On a food-related note, I went to the nearby town of Komagane on Thursday with Yasuko and Yuko (one of my students) for lunch. It was a public holiday so we had the day off. Yasuko drove, and I sat in the front of the car taking in the scenery, whilst Yuko navigated from the back. We went to an Italian restaurant where I had rather nice, if overly al-dente, mushroom spaghetti. We then went on to the Mister Donut store for coffee and… doughnuts. Whilst in there I counted five other gaijin coming and going – the most foreigners I’ve seen in one place since Amsterdam airport. I’ve been told that if you sit in a McDonalds or doughnut shop for any length of time, in any place, the likelihood of seeing a fellow intruder is quite high. Shame most of them seem intent on ignoring your very existence. But I had a very nice day out, and even managed to pick up a bit of Japanese along the way. Poor Yasuko was so exhausted from speaking English for four hours that the next day at work she seemed to give up completely and had the Japanese teacher translate for her. I asked her later if she was worn out and she replied “Watashi?”
Moving from one language to another is thoroughly tiring. I was trying to translate Christmas card messages today and finally gave up, because the constant moving from hiragana/katakana to romanji and finally English was making my brain hurt.
There hasn’t been much opportunity for photo taking this week.
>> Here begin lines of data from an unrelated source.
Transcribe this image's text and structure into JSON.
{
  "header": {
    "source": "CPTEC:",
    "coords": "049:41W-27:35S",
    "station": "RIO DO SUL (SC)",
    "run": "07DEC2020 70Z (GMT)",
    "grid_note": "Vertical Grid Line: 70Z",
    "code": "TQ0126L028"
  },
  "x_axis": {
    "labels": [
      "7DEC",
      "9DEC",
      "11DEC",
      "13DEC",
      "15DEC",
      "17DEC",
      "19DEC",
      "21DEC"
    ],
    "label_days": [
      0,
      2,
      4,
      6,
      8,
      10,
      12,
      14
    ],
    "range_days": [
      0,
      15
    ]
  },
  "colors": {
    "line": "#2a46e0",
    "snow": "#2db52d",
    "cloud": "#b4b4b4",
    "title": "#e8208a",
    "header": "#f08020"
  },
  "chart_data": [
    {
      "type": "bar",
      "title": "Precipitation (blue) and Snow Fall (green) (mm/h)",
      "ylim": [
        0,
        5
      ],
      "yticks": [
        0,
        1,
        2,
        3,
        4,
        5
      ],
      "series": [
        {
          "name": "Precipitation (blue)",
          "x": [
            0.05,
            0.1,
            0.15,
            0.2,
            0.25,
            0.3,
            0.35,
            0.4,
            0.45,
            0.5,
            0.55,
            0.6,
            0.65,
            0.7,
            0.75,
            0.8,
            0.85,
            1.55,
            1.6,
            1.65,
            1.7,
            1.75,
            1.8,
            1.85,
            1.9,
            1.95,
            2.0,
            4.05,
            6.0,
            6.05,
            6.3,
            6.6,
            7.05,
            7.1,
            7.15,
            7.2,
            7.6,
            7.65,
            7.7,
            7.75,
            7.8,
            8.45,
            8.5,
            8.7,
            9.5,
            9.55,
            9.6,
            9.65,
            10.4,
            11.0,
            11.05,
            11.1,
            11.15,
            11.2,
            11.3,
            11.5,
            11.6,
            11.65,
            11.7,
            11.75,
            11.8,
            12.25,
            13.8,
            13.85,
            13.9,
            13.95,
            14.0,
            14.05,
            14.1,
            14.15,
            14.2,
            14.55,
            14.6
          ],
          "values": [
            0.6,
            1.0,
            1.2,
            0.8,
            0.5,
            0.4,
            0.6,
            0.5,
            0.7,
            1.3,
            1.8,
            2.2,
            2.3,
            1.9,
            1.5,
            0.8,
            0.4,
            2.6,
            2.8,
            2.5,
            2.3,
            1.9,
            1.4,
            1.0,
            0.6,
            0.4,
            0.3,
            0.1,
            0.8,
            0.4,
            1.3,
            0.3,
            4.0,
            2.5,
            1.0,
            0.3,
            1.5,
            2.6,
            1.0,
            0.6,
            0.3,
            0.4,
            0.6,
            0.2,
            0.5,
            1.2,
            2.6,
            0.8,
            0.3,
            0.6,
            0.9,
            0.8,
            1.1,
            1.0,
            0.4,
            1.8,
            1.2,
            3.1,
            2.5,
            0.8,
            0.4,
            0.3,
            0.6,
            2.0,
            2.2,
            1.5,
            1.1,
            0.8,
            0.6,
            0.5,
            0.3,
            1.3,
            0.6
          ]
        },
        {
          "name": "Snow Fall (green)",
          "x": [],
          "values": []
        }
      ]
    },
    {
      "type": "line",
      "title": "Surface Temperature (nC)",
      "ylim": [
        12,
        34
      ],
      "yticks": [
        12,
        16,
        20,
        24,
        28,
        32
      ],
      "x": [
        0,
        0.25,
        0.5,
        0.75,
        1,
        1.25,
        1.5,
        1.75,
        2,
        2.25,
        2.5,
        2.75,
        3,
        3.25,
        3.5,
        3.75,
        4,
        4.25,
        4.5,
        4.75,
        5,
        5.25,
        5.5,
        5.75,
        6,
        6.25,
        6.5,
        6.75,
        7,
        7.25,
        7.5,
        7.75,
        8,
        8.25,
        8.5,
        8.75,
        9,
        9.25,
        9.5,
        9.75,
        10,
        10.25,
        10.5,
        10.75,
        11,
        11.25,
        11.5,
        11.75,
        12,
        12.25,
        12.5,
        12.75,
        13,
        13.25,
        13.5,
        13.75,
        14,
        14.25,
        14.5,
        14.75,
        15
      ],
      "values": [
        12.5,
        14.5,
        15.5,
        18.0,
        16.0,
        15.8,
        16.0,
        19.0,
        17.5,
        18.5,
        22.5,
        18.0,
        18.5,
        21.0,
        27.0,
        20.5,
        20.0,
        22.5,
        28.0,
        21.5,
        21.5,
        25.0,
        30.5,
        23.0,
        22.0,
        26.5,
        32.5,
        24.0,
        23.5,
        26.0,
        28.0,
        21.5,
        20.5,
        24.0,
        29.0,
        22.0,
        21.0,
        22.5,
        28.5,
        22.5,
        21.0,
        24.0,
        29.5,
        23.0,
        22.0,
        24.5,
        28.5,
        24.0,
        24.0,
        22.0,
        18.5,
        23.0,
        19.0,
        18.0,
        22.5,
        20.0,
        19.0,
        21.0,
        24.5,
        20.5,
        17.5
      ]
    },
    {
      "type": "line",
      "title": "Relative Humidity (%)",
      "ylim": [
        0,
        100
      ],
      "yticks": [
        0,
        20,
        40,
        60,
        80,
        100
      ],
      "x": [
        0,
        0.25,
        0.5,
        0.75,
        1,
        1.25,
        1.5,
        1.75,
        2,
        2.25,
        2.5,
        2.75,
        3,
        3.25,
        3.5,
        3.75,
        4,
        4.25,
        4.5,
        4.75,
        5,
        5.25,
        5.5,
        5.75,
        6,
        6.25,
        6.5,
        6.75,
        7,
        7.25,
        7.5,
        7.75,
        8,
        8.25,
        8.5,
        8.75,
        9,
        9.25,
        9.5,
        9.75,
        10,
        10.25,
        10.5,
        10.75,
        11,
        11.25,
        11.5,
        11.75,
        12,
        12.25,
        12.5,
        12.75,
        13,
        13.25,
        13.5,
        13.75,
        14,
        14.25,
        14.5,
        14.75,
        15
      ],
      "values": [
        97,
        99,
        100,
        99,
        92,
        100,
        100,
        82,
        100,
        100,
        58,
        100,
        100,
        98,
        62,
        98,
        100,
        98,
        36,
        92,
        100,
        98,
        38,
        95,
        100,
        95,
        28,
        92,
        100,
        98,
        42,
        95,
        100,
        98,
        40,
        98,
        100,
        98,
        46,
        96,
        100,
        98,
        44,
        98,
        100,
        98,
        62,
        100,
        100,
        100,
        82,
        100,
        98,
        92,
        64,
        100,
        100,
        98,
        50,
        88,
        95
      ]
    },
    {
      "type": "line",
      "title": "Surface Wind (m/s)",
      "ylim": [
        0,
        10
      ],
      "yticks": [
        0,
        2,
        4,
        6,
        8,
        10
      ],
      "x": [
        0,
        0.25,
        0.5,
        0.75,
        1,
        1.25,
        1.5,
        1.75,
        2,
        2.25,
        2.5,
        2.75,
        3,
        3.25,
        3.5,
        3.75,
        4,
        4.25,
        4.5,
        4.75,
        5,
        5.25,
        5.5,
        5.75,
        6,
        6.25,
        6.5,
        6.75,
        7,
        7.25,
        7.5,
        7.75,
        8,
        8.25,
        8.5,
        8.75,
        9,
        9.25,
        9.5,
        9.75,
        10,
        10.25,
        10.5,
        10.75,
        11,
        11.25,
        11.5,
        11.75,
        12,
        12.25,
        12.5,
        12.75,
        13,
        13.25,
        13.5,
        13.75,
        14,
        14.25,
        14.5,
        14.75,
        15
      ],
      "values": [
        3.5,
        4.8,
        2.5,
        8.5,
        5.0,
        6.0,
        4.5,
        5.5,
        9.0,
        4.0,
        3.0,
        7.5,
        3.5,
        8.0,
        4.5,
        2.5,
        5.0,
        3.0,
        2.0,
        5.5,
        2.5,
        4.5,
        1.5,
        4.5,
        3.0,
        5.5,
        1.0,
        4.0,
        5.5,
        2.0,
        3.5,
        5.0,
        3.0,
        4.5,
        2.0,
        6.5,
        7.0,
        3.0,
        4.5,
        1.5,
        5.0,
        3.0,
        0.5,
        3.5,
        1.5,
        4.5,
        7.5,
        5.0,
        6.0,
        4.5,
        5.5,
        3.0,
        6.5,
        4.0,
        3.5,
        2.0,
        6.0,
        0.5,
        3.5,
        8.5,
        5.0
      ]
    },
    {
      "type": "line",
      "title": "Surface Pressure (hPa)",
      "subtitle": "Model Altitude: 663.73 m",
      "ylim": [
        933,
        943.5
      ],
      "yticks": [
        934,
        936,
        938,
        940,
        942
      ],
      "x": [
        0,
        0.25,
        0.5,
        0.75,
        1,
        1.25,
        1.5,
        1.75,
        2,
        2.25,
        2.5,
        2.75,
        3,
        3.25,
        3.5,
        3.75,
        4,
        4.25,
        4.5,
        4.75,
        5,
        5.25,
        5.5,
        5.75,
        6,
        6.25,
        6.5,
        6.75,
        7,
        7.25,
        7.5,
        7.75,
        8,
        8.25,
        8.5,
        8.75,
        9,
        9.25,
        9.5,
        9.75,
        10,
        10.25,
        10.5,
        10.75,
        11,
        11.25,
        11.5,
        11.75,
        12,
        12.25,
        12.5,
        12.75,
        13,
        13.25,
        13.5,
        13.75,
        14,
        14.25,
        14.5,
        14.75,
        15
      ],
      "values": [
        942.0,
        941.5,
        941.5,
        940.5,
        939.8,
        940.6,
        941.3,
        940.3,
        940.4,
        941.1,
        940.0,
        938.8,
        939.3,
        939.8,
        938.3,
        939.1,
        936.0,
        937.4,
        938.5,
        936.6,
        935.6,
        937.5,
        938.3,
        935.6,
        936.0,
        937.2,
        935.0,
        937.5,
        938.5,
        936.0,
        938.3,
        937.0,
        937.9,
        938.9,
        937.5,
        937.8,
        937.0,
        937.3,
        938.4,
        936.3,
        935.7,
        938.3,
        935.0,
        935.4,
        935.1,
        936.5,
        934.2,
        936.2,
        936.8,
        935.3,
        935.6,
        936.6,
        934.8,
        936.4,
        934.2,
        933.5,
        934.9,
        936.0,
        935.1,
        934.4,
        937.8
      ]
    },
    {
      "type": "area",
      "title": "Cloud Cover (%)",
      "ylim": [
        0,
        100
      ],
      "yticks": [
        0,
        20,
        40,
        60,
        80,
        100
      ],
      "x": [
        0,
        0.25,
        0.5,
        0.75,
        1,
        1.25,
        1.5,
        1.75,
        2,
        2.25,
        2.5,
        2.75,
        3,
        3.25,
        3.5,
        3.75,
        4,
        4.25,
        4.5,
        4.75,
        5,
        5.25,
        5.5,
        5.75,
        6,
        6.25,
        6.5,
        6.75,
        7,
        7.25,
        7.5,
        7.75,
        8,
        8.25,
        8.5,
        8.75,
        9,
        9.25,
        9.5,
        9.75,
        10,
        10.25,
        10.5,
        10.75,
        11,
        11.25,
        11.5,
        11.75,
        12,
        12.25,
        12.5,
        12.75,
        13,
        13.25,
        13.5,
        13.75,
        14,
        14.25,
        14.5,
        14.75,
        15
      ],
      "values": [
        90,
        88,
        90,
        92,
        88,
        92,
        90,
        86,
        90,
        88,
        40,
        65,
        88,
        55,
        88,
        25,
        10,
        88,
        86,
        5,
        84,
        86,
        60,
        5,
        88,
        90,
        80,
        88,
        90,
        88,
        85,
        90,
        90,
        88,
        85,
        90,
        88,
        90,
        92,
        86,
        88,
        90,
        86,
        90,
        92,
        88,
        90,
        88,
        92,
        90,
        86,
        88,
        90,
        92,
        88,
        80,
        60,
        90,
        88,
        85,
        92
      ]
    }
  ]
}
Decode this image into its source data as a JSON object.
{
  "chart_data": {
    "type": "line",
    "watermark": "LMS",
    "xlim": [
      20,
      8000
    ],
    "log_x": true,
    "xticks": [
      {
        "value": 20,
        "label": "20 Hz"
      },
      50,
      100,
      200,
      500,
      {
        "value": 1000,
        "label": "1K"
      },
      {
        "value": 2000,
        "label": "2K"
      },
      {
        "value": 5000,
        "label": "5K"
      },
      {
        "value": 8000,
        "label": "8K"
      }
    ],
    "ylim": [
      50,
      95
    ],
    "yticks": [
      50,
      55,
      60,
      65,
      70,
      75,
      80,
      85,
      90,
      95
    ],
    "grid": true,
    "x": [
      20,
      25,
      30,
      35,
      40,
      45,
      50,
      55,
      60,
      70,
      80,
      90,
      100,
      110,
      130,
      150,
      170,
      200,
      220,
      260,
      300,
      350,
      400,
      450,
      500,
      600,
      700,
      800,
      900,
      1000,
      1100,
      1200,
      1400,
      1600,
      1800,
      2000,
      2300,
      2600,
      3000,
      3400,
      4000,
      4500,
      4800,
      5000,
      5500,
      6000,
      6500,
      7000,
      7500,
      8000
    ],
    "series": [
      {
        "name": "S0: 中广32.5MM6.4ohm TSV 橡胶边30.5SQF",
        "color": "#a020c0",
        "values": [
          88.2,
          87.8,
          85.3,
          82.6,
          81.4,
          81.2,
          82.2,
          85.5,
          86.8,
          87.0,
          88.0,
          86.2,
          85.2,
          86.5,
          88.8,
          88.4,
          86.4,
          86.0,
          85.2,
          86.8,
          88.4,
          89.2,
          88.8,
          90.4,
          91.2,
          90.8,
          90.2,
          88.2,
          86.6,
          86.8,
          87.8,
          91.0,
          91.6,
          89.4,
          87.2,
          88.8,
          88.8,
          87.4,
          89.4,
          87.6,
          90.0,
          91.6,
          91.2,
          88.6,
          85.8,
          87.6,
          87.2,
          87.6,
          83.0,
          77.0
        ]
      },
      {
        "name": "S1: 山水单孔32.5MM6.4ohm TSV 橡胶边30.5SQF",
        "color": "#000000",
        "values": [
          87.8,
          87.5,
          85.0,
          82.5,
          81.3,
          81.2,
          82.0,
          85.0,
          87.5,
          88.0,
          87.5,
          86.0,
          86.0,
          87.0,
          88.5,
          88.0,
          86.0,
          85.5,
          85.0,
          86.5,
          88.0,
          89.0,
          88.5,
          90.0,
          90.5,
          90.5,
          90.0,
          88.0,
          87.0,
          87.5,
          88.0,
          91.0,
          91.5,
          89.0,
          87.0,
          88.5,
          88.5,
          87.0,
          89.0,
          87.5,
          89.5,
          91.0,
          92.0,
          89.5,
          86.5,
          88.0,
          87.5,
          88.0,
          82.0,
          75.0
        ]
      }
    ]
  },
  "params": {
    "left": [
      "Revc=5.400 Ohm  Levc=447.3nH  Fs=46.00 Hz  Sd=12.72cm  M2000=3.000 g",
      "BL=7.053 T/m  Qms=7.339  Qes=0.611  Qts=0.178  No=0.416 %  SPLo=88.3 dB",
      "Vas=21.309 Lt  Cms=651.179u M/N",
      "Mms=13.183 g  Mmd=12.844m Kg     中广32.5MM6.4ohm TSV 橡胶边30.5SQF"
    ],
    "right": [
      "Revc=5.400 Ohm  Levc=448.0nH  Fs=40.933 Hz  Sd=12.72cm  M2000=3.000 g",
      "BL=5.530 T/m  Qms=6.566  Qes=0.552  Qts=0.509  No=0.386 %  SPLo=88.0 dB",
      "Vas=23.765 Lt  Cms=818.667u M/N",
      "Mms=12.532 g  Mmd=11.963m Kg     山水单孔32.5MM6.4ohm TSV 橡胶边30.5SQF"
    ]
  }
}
I did take a photo of the crazy singing Christmas tree in the centre of town but it hasn’t come out very well. Next week I will regale you with images from my new apartment. Until then…

on 2006-11-27 12:43 pm (UTC)
Posted by [identity profile] hils.livejournal.com
Hehe! The chin chin thing made me laugh

Would you like a Christmas Card sending to Japan?

on 2006-11-28 12:36 am (UTC)
Posted by [identity profile] kittygoth.livejournal.com
YEY YEY YEY! I will need things to brighten up the apartment so an Xmas card would be grand. I'll send you my address.